The Pictures of Earth Polaroids are the largest grouping, at twenty-three images. The Polaroids depict natural scenes, most often shot from above, ranging from the bucolic (waterfalls and crop fields) to the catastrophic (explosions and tornados). The outdated format evokes nostalgia for the medium as well as the landscapes; the rolling hills are gradually disappearing alongside the light-sensitive emulsion of the instant photographs that picture them. The Polaroids also create a sense of detachment from the viewer; at 3.25 by 4.25 inches, the unique images are too small to be seen clearly, and feel less like photographs than private windows into parallel worlds. And here is the best part, saved for last: While some of these photographs where indeed taken in the field by McFarland, most are images of images — miniature simulacra — taken in the artist’s studio. In McFarland’s work, it makes little difference which is “authentic;” both capture the fiction of a distant American West.

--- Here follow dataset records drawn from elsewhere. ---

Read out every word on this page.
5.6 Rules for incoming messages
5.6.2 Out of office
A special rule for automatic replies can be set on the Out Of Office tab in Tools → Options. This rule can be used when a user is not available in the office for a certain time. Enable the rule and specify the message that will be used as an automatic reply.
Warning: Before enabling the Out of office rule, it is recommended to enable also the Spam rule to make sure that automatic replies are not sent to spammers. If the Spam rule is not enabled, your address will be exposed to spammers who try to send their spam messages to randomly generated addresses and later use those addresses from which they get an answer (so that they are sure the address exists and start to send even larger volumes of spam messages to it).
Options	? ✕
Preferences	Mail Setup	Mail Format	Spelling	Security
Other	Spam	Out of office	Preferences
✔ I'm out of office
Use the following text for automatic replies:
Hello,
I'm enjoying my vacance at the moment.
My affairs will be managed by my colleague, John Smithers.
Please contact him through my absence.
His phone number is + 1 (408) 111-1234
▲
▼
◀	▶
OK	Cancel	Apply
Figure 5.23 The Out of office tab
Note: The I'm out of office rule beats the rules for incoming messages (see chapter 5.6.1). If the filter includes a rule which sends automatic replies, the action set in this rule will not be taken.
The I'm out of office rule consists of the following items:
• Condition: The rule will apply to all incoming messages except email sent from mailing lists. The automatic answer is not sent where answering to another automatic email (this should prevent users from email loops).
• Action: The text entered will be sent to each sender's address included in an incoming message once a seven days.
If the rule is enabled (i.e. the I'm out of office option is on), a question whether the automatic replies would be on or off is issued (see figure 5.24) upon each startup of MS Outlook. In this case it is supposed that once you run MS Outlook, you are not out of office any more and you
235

“Creek Portrait,” Sean McFarland, 2011.
McFarland’s most recent body of work, Dark Pictures, is in some sense, anti-Polaroids: large, dark, and detailed images of foliage too dense to see through. Though they might easily be mistaken for unexplored forestry in a national park, the images were actually taken in controlled city parks, gardens and lots within ten miles of McFarland’s Mission District home. These are man-made landscapes, developed for the sake of urban beautification. As in McFarland’s Polaroids of existing photographs, you wouldn’t know it.
While both Pictures of the Earth and Dark Pictures engage an element of fiction, the photographs give away no easy hints of their own construction. There is no trash peeking from behind the dense foliage in Dark Pictures, no trace of the artist’s hand in re-photographing source material for Pictures of the Earth (the explanation is available to the curious viewer, but does not appear alongside the work or in its title). Instead, the images in both series are beautiful and uncanny, and never eclipsed by self-satisfaction in their making.